Immediately upon arrival unpack your seed potatoes and keep them in trays in a light, airy, cool but frost free place for planting March/April. Plant into warm soil after the risk of frost has passed. Root development is best between 15 and 20ºC. Test by pushing your hand into loosened soil – if you can keep it there comfortably it is warm enough!
Chitting - If growing conditions are not suitable, seed potatoes which have started to sprout can be kept in good condition by placing them in a seed tray with the bud end uppermost to chit. Give maximum available exposure to light but protect from frost. A good chit is firm and green and will not knock off easily. Chitting speeds up growth and is particularly useful for encouraging the earliest possible crop but it does shorten the natural growing cycle at the end of the season.
Planting Potatoes are easy! They will yield a worthwhile crop under a wide range of conditions. Traditional winter digging incorporating well-rotted farmyard manure and trenching in more manure or fertiliser in spring undoubtedly produces the best crop but is very hard work! Why not try for reasonable yields with less effort? Loams and light soils don’t need digging. Natural organic manures or composts can be placed in contact with the seed potatoes in a shallow trench. High potash chemical fertiliser can be placed on the surface after the tubers have been buried using a trowel or a bulb planter. A potato fertiliser can be raked into the soil during seed bed preparations. Plant early varieties 7–10cm (3–4") deep, 30cm (12") apart, and about 45cm (18") between rows. Second earlies generally need a little more space while main crop varieties are traditionally planted 37cm (15") apart with 67cm (27") between rows. Large varieties like King Edward benefit from even more room, up to 45cm (18") apart. Lightly fork between the rows to loosen the soil. If planting salads and you like a lot of smaller potatoes then plant closer together, only 25cm (10") apart. For high yielding maincrop potatoes a wider drill of approximately 75cm (30") will ensure minimal exposure to light and consequential greening.
Growing - Earth up the rows 2 or 3 times using a rake or draw hoe before the foliage gets too extensive. This provides enough soil cover to prevent tuber greening and is very effective in controlling weeds. Water well in long dry spells this is especially important when the tubers are swelling. If you water 10 days after emergence when the tubers are forming you minimise the risk of blight. It is important not to over water.
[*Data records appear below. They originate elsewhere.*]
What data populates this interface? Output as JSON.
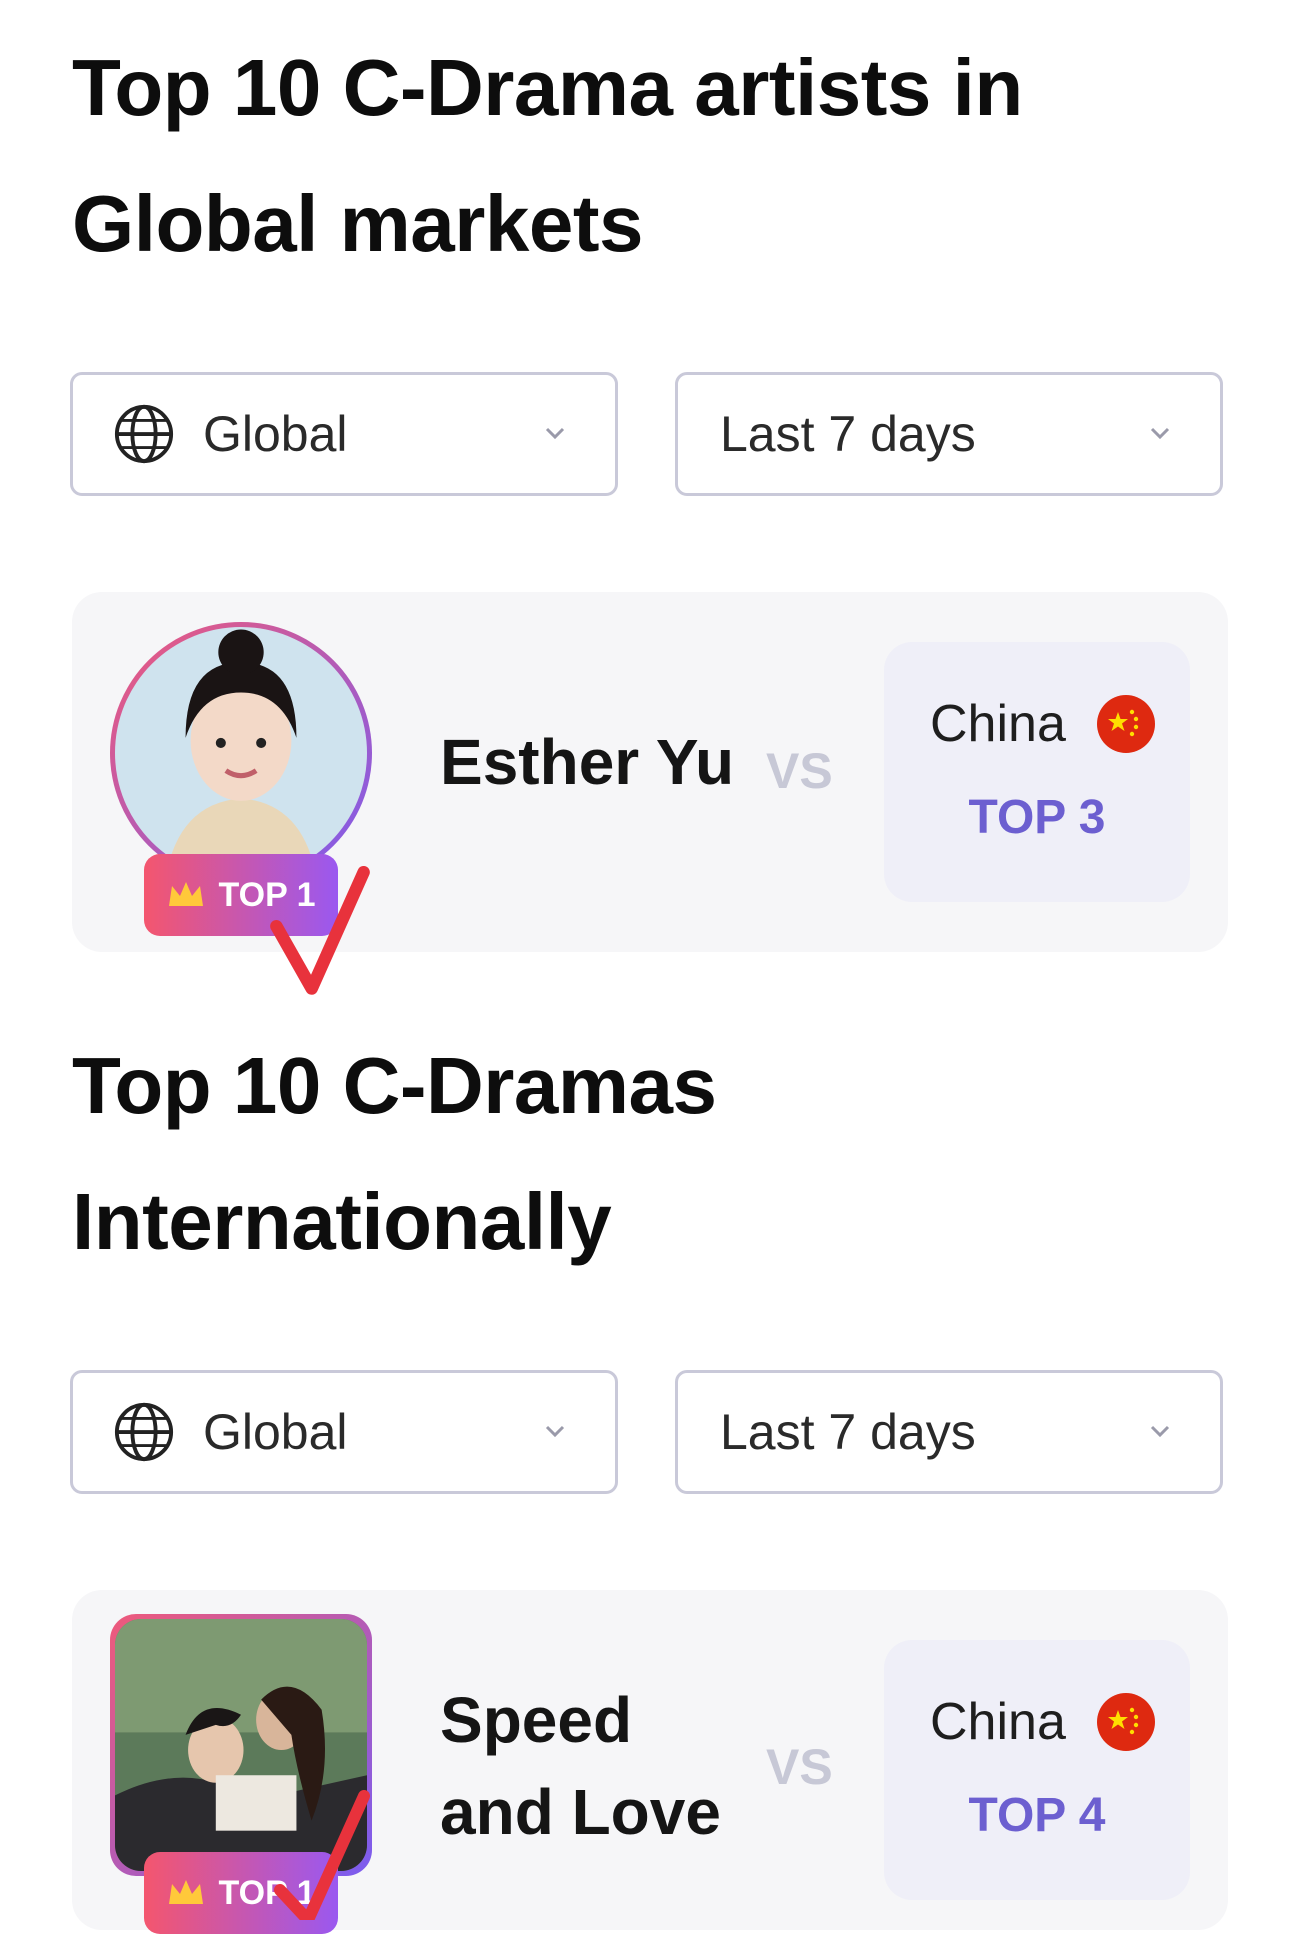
{
  "sections": [
    {
      "title_line1": "Top 10 C-Drama artists in",
      "title_line2": "Global markets",
      "region_filter": {
        "value": "Global",
        "icon": "globe-icon"
      },
      "period_filter": {
        "value": "Last 7 days"
      },
      "item": {
        "name_line1": "Esther Yu",
        "name_line2": "",
        "rank_badge": "TOP 1",
        "vs": "VS",
        "country": "China",
        "country_rank": "TOP 3"
      }
    },
    {
      "title_line1": "Top 10 C-Dramas",
      "title_line2": "Internationally",
      "region_filter": {
        "value": "Global",
        "icon": "globe-icon"
      },
      "period_filter": {
        "value": "Last 7 days"
      },
      "item": {
        "name_line1": "Speed",
        "name_line2": "and Love",
        "rank_badge": "TOP 1",
        "vs": "VS",
        "country": "China",
        "country_rank": "TOP 4"
      }
    }
  ],
  "colors": {
    "badge_gradient_start": "#f4566e",
    "badge_gradient_end": "#9a58f0",
    "rank_text": "#6c5fd0",
    "check_mark": "#e8323c",
    "flag_red": "#de2910",
    "flag_yellow": "#ffde00"
  }
}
Harvesting - Earlies are ready 9–12 weeks from planting. Open flowers, if present, indicate that the first tubers are present underneath. Main crops take 14 weeks or more to mature. After natural die-back (or the removal of the foliage if blight has taken hold) leave the potatoes for 2–3 weeks in the ground to set firm skin ready for storage. As soon as skin is set lift the crop because the underground slugs are usually at their most active at the end of the season. The best test for size is to scrape away some soil. Start using when small for the delicious early potato flavour. Kids love small potatoes!